4. Materials and Methods

4.1. HCC Cell Lines

Murine RIL-175 hepatocellular carcinoma cells [39] were characterized and provided by colleague Dr. Tim Greten from the National Cancer Institute. The cells were grown in vitro in RPMI-1640 Medium supplemented with 10% fetal bovine serum and 1% penicillin/streptomycin in humidified air with 5% CO2. The RIL-175 cells were genetically authenticated and tested at the Animal Health Diagnostic laboratory, NCI Frederick, MD, USA, using the Molecular Testing of Biological Materials Mouse/Rat (MTBM-M/R) Test, and all the tests were negative for pathogens. Dt81Hepa1-6 murine HCC cells [16] were a gift from Dr. Marc Bilodeau (Montreal, QC, Canada) and are a highly metastatic cell line derived from the ATCC parent Hepa1-6 cells. The Dt81Hepa1-6 cells were tested and determined to be free of pathogens by the MU Research Animal Diagnostic Laboratory using the IMPACT I PCR Profile. Dt81Hepa1-6 cells were maintained in DMEM standard growth media supplemented with 10% fetal bovine serum and 1% pen/strep in humidified air with 5% CO2. The HepG2 human HCC cancer cell line was obtained from the ATCC through the Tissue and Cell culture repository of the Lombardi Comprehensive Cancer Center.
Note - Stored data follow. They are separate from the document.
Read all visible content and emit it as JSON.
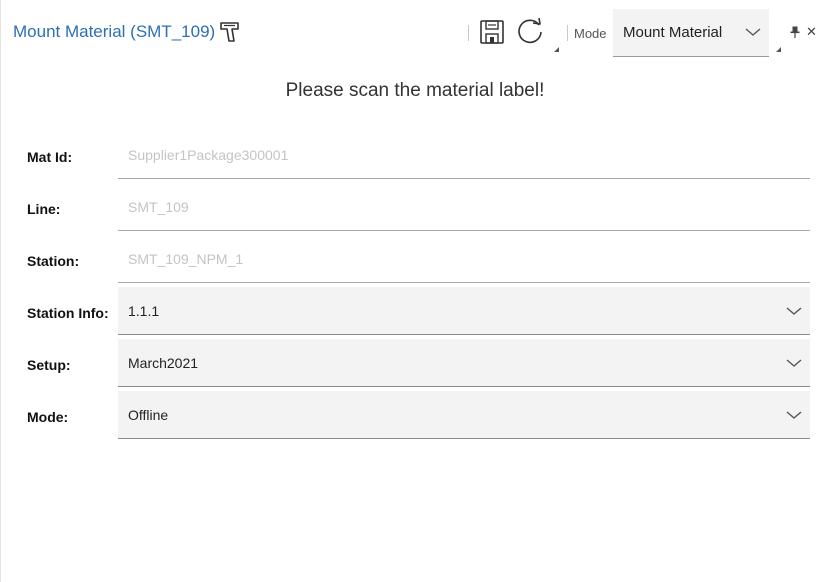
{
  "header": {
    "title": "Mount Material (SMT_109)",
    "mode_label": "Mode",
    "mode_value": "Mount Material"
  },
  "instruction": "Please scan the material label!",
  "form": {
    "mat_id": {
      "label": "Mat Id:",
      "placeholder": "Supplier1Package300001"
    },
    "line": {
      "label": "Line:",
      "placeholder": "SMT_109"
    },
    "station": {
      "label": "Station:",
      "placeholder": "SMT_109_NPM_1"
    },
    "station_info": {
      "label": "Station Info:",
      "value": "1.1.1"
    },
    "setup": {
      "label": "Setup:",
      "value": "March2021"
    },
    "mode": {
      "label": "Mode:",
      "value": "Offline"
    }
  },
  "colors": {
    "title": "#2c6fb3",
    "field_bg": "#f3f3f3",
    "placeholder": "#c4c4c4"
  },
  "icons": [
    "barcode-scanner-icon",
    "save-icon",
    "refresh-icon",
    "chevron-down-icon",
    "pin-icon",
    "close-icon"
  ]
}
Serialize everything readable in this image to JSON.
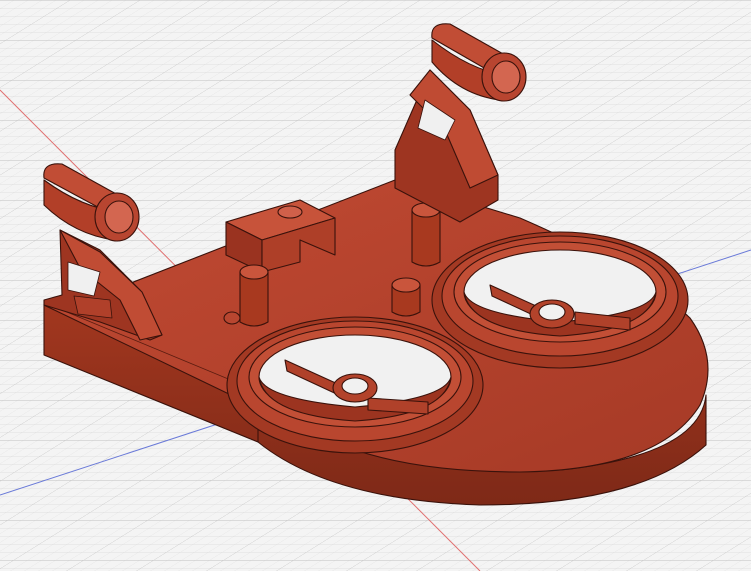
{
  "viewport": {
    "background": "#f4f4f4",
    "grid_color": "#c8c8c8",
    "axis_x_color": "#e07070",
    "axis_y_color": "#6a7ad8"
  },
  "model": {
    "body_color": "#b2402b",
    "shade_color": "#8e2f1f",
    "highlight_color": "#c9553c",
    "edge_color": "#3a120b",
    "parts": [
      "base-plate",
      "left-arm-mount",
      "right-arm-mount",
      "front-fan-duct",
      "rear-fan-duct",
      "bracket-block",
      "standoff-posts"
    ]
  }
}
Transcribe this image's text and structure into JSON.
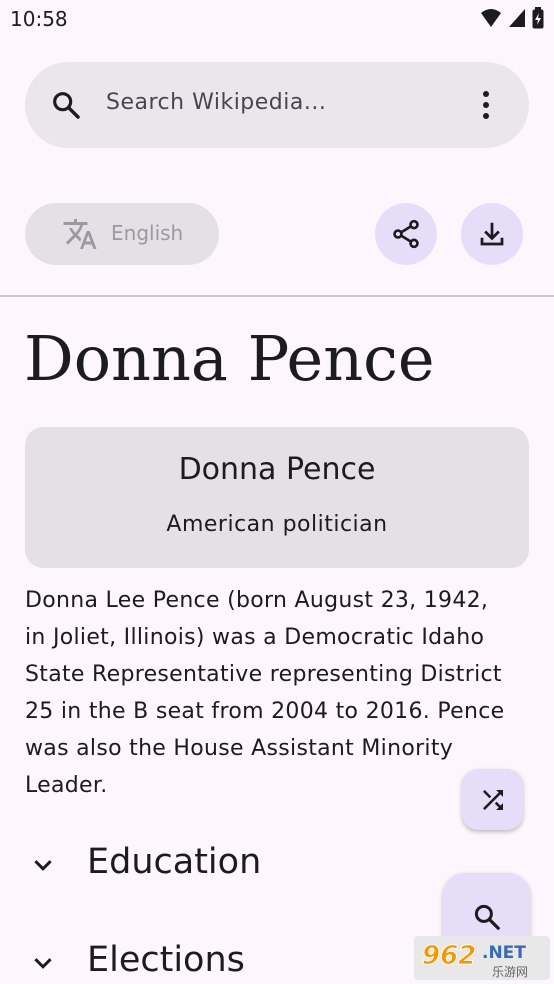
{
  "status_bar": {
    "time": "10:58"
  },
  "search": {
    "placeholder": "Search Wikipedia..."
  },
  "toolbar": {
    "language_label": "English"
  },
  "article": {
    "title": "Donna Pence",
    "infobox": {
      "title": "Donna Pence",
      "subtitle": "American politician"
    },
    "summary_lines": [
      "Donna Lee Pence (born August 23, 1942,",
      "in Joliet, Illinois) was a Democratic Idaho",
      "State Representative representing District",
      "25 in the B seat from 2004 to 2016. Pence",
      "was also the House Assistant Minority",
      "Leader."
    ],
    "sections": [
      {
        "label": "Education"
      },
      {
        "label": "Elections"
      }
    ]
  },
  "watermark": {
    "brand": "962",
    "suffix": ".NET",
    "caption": "乐游网"
  },
  "colors": {
    "accent_container": "#e6def8",
    "surface": "#fdf7fd",
    "search_bg": "#ebe6ec"
  },
  "icons": [
    "wifi-icon",
    "signal-icon",
    "battery-icon",
    "search-icon",
    "more-vert-icon",
    "translate-icon",
    "share-icon",
    "download-icon",
    "chevron-down-icon",
    "shuffle-icon"
  ]
}
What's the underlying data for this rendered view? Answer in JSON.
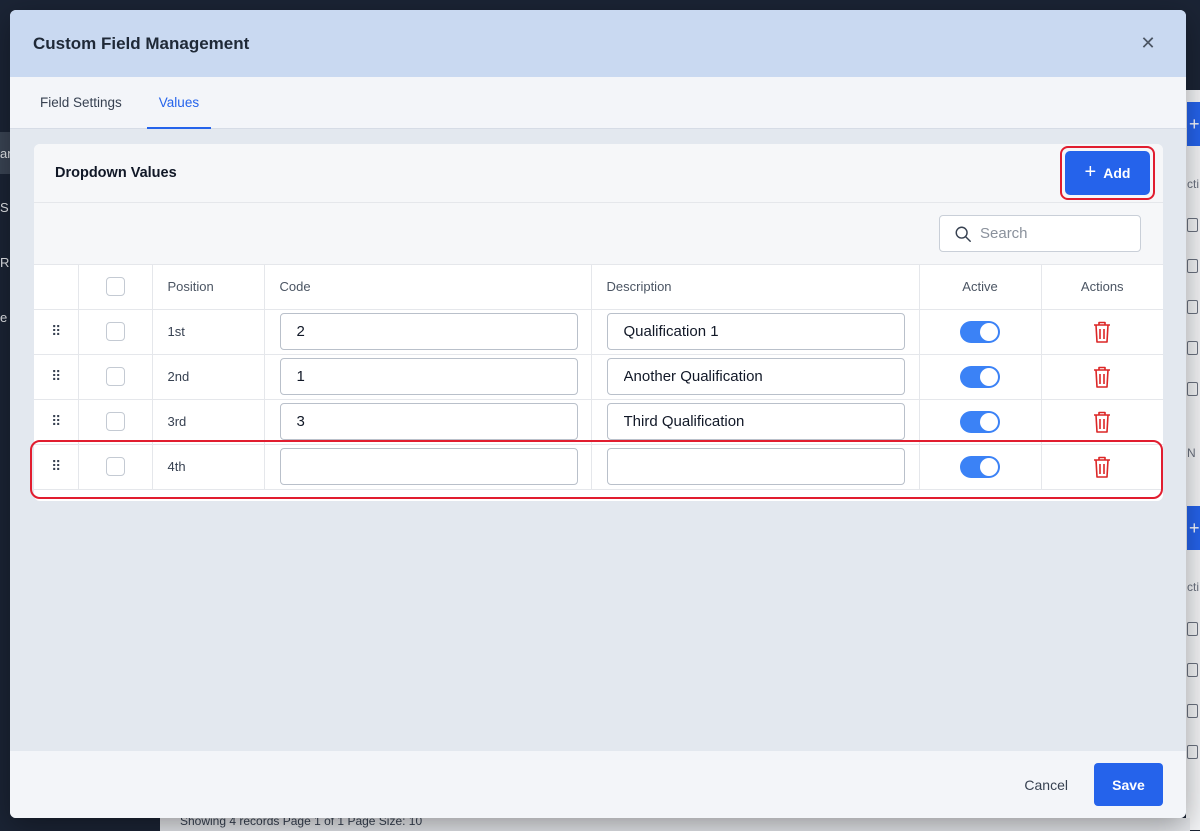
{
  "background": {
    "left_fragments": [
      "an",
      "S",
      "R",
      "e"
    ],
    "right_fragments": [
      "cti",
      "N",
      "cti"
    ],
    "footer_text": "Showing 4 records    Page 1 of 1    Page Size: 10"
  },
  "modal": {
    "title": "Custom Field Management",
    "close_icon": "close-icon",
    "tabs": [
      {
        "label": "Field Settings",
        "active": false
      },
      {
        "label": "Values",
        "active": true
      }
    ],
    "card": {
      "title": "Dropdown Values",
      "add_label": "Add",
      "search": {
        "placeholder": "Search",
        "value": ""
      },
      "columns": {
        "position": "Position",
        "code": "Code",
        "description": "Description",
        "active": "Active",
        "actions": "Actions"
      },
      "rows": [
        {
          "position": "1st",
          "code": "2",
          "description": "Qualification 1",
          "active": true
        },
        {
          "position": "2nd",
          "code": "1",
          "description": "Another Qualification",
          "active": true
        },
        {
          "position": "3rd",
          "code": "3",
          "description": "Third Qualification",
          "active": true
        },
        {
          "position": "4th",
          "code": "",
          "description": "",
          "active": true
        }
      ]
    },
    "footer": {
      "cancel_label": "Cancel",
      "save_label": "Save"
    }
  },
  "colors": {
    "accent": "#2563eb",
    "highlight": "#e11d2f",
    "header_bg": "#c9d9f1",
    "delete_icon": "#dc2626"
  }
}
This cell line has been used extensively to study human HCC and has been characterized as a hepatoblastoma-derived cell line [40]. These cells were maintained in DMEM media supplemented with 10% fetal bovine serum and 1% pen/strep in humidified air with 5% CO2.
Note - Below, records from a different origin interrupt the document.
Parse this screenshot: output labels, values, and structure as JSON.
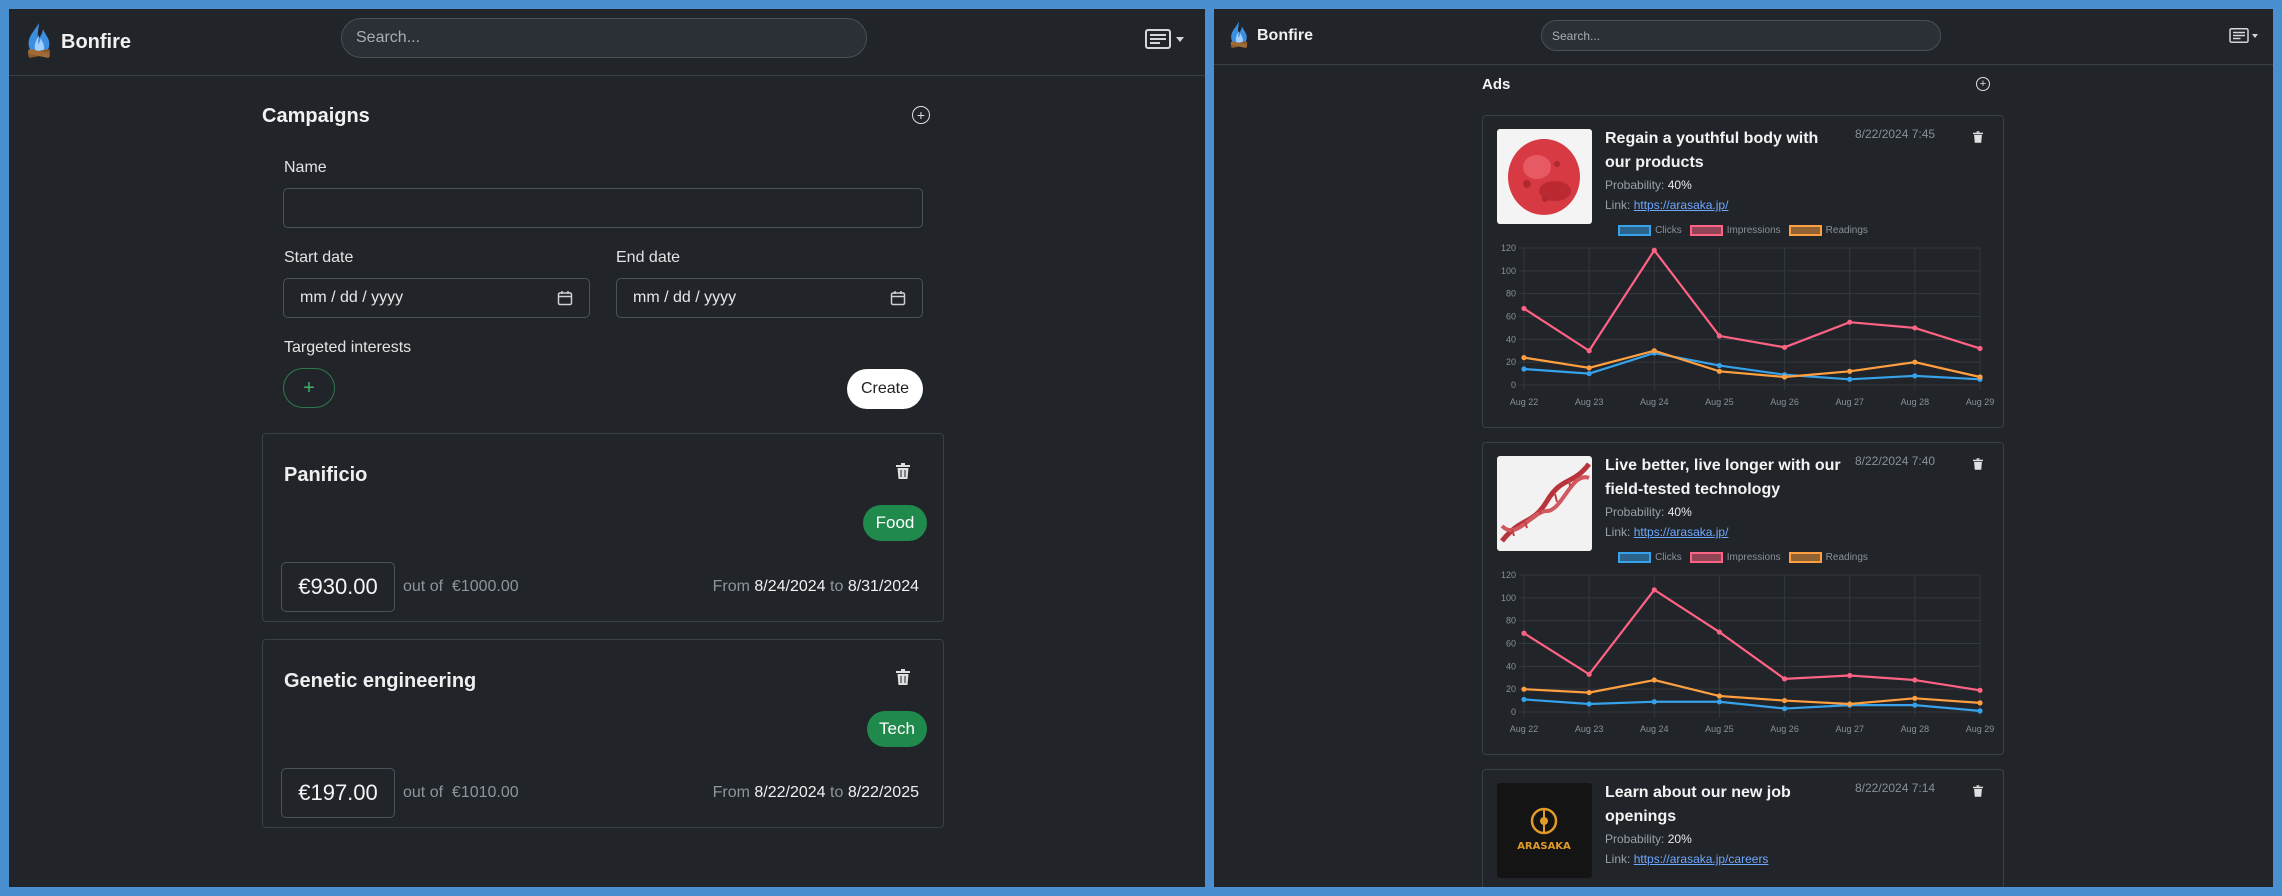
{
  "app": {
    "brand": "Bonfire"
  },
  "left": {
    "search_placeholder": "Search...",
    "section_title": "Campaigns",
    "form": {
      "name_label": "Name",
      "start_label": "Start date",
      "end_label": "End date",
      "date_placeholder": "mm / dd / yyyy",
      "interests_label": "Targeted interests",
      "create_label": "Create"
    },
    "campaigns": [
      {
        "name": "Panificio",
        "tag": "Food",
        "spent": "€930.00",
        "out_of": "out of",
        "budget": "€1000.00",
        "from_label": "From",
        "start": "8/24/2024",
        "to_label": "to",
        "end": "8/31/2024"
      },
      {
        "name": "Genetic engineering",
        "tag": "Tech",
        "spent": "€197.00",
        "out_of": "out of",
        "budget": "€1010.00",
        "from_label": "From",
        "start": "8/22/2024",
        "to_label": "to",
        "end": "8/22/2025"
      }
    ]
  },
  "right": {
    "search_placeholder": "Search...",
    "section_title": "Ads",
    "ads": [
      {
        "title": "Regain a youthful body with our products",
        "date": "8/22/2024 7:45",
        "probability_label": "Probability:",
        "probability": "40%",
        "link_label": "Link:",
        "link": "https://arasaka.jp/",
        "image": "red-cell-image"
      },
      {
        "title": "Live better, live longer with our field-tested technology",
        "date": "8/22/2024 7:40",
        "probability_label": "Probability:",
        "probability": "40%",
        "link_label": "Link:",
        "link": "https://arasaka.jp/",
        "image": "dna-image"
      },
      {
        "title": "Learn about our new job openings",
        "date": "8/22/2024 7:14",
        "probability_label": "Probability:",
        "probability": "20%",
        "link_label": "Link:",
        "link": "https://arasaka.jp/careers",
        "image": "arasaka-logo-image",
        "logo_text": "ARASAKA"
      }
    ]
  },
  "colors": {
    "clicks": "#36a2eb",
    "impressions": "#ff6384",
    "readings": "#ff9f40",
    "tag": "#1f8a4c",
    "background": "#212429"
  },
  "chart_data": [
    {
      "type": "line",
      "categories": [
        "Aug 22",
        "Aug 23",
        "Aug 24",
        "Aug 25",
        "Aug 26",
        "Aug 27",
        "Aug 28",
        "Aug 29"
      ],
      "ylim": [
        0,
        120
      ],
      "yticks": [
        "0",
        "20",
        "40",
        "60",
        "80",
        "100",
        "120"
      ],
      "series": [
        {
          "name": "Clicks",
          "values": [
            14,
            10,
            28,
            17,
            9,
            5,
            8,
            5
          ]
        },
        {
          "name": "Impressions",
          "values": [
            67,
            30,
            118,
            43,
            33,
            55,
            50,
            32
          ]
        },
        {
          "name": "Readings",
          "values": [
            24,
            15,
            30,
            12,
            7,
            12,
            20,
            7
          ]
        }
      ]
    },
    {
      "type": "line",
      "categories": [
        "Aug 22",
        "Aug 23",
        "Aug 24",
        "Aug 25",
        "Aug 26",
        "Aug 27",
        "Aug 28",
        "Aug 29"
      ],
      "ylim": [
        0,
        120
      ],
      "yticks": [
        "0",
        "20",
        "40",
        "60",
        "80",
        "100",
        "120"
      ],
      "series": [
        {
          "name": "Clicks",
          "values": [
            11,
            7,
            9,
            9,
            3,
            6,
            6,
            1
          ]
        },
        {
          "name": "Impressions",
          "values": [
            69,
            33,
            107,
            70,
            29,
            32,
            28,
            19
          ]
        },
        {
          "name": "Readings",
          "values": [
            20,
            17,
            28,
            14,
            10,
            7,
            12,
            8
          ]
        }
      ]
    }
  ]
}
4.2. Characterization of PD-L1 Receptor and Gastrin mRNA Expression in RIL-175 Cells

Normal mouse liver was harvested from 25 g C57BL/6 mice and RNA extracted to serve as a comparative normal control. RNA was extracted from RIL-175 cells using miRNeasy mini kit (Qiagen, Germantown, MD, USA). Synthesis of cDNA was performed using a qScript cDNA Synthesis Kit (Quanta Biosciences, Gaithersburg, MD, USA). Real-time PCR was performed using a Perfecta SYBR Green FastMix ROX kit (Quanta Biosciences) with an Applied Biosystems 7300 Real-Time PCR System machine to assess the expression of gastrin and PD-L1. Samples were subjected in triplicate to qRT-PCR, with an initial denaturation step of 95 °C at 3 min, followed by 40 cycles of 95 °C at 15 s and 60 °C at 1 min. The PCR primers used are shown in Table 3. Using in silico primer analysis, some cross-reactivity was noted between the Cckbr primer and murine Zdhhc5 gene that codes for zinc finger DHHC-type palmitoyltransferase 5 that could potentially lead to off-target amplification. However, PCR dissociation curves revealed only one peak consistent with one amplicon (Supplemental Figure S1).
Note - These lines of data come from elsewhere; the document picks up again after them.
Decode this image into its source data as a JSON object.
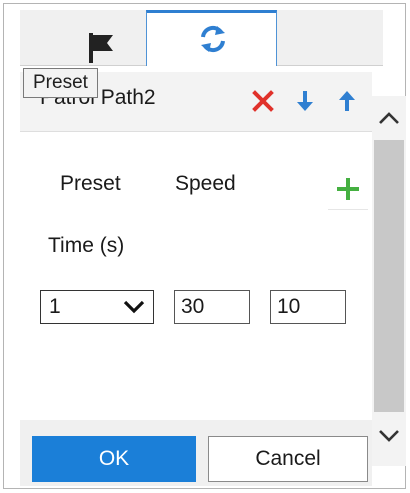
{
  "tabs": [
    {
      "icon": "flag-icon",
      "active": false
    },
    {
      "icon": "refresh-icon",
      "active": true
    }
  ],
  "tooltip": {
    "text": "Preset"
  },
  "header": {
    "path_title": "Patrol Path2",
    "actions": {
      "delete_icon": "close-icon",
      "move_down_icon": "arrow-down-icon",
      "move_up_icon": "arrow-up-icon"
    }
  },
  "table": {
    "columns": [
      "Preset",
      "Speed",
      "Time (s)"
    ],
    "add_icon": "plus-icon",
    "rows": [
      {
        "preset": "1",
        "speed": "30",
        "time": "10"
      }
    ]
  },
  "buttons": {
    "ok": "OK",
    "cancel": "Cancel"
  },
  "colors": {
    "accent": "#1b7fd8",
    "delete": "#e0312a",
    "arrows": "#2f7fd1",
    "add": "#45b041"
  }
}
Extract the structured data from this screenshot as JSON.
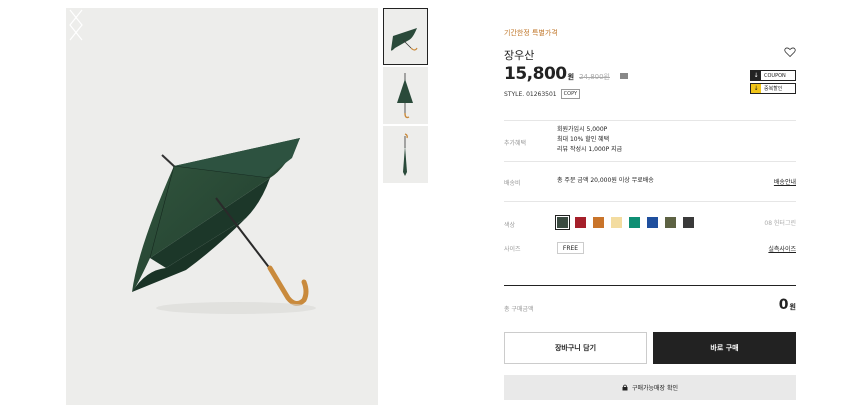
{
  "product": {
    "promo_label": "기간한정 특별가격",
    "name": "장우산",
    "price": "15,800",
    "price_unit": "원",
    "original_price": "24,800원",
    "style_label": "STYLE. 01263501",
    "copy_label": "COPY"
  },
  "coupons": [
    {
      "label": "COUPON"
    },
    {
      "label": "중복할인"
    }
  ],
  "benefits": {
    "label": "추가혜택",
    "lines": [
      "회원가입시 5,000P",
      "최대 10% 할인 혜택",
      "리뷰 작성시 1,000P 지급"
    ]
  },
  "shipping": {
    "label": "배송비",
    "text": "총 주문 금액 20,000원 이상 무료배송",
    "link": "배송안내"
  },
  "color": {
    "label": "색상",
    "selected_name": "08 헌터그린",
    "swatches": [
      "#3a4a40",
      "#a51f2a",
      "#c9742a",
      "#f3dca0",
      "#0f8f74",
      "#1f4f9e",
      "#5d6243",
      "#3a3a3a"
    ]
  },
  "size": {
    "label": "사이즈",
    "option": "FREE",
    "link": "실측사이즈"
  },
  "total": {
    "label": "총 구매금액",
    "value": "0",
    "unit": "원"
  },
  "buttons": {
    "cart": "장바구니 담기",
    "buy": "바로 구매",
    "store": "구매가능매장 확인"
  },
  "colors": {
    "promo": "#c0772b",
    "umbrella": "#2a4a3a",
    "handle": "#c98a3c"
  }
}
4.3. Study Design for the Treatment of HCC Murine Tumors with Proglumide and PD-1Ab

All procedures performed involving animals were in accordance with the ethical standards of Georgetown University under the approved IACUC protocol number 2016-1193. Female C57BL/6 mice (n = 40) were injected with RIL-175 HCC cells (100,000) subcutaneously. After one week, when the mice had palpable tumors, they were divided into 4 groups with equal tumor size and n = 10 per treatment group: controls, proglumide (Tocris Bioscience, Minneapolis, MN, USA) at a concentration of 0.1 mg/mL in the drinking water; PD-1Ab (cat# BE0146) (Bio X cell, West Lebanon, NH, USA) (50 μg, ip, on days 7, 14, and 21), and combination therapy with a PD-1Ab and proglumide. Mice were euthanized when tumors reached a diameter of 20 mm according to IACUC guidelines.

4.4. Analysis of the HCC Tumor Microenvironment for CD8+ T Cells and Fibrosis

Tumors were excised and fixed in 4% paraformaldehyde and paraffin embedded. Tissues sections of 5 µm were prepared and mounted on slides. Tumors were stained with a CD8 antibody (cat # 98941) (Cell Signaling, Danvers, MA, USA). The slides were scanned using an Aperio GT450 machine and images were captured with software from Aperio Image Scope version 12.4.6 and the number of immunoreactive CD8+ T cells was analyzed using Image J computer software (https://imagej.nih.gov/ij/download.html). Tissue sections were also stained with Masson’s trichrome for analysis of fibrosis in the tumor microenvironment.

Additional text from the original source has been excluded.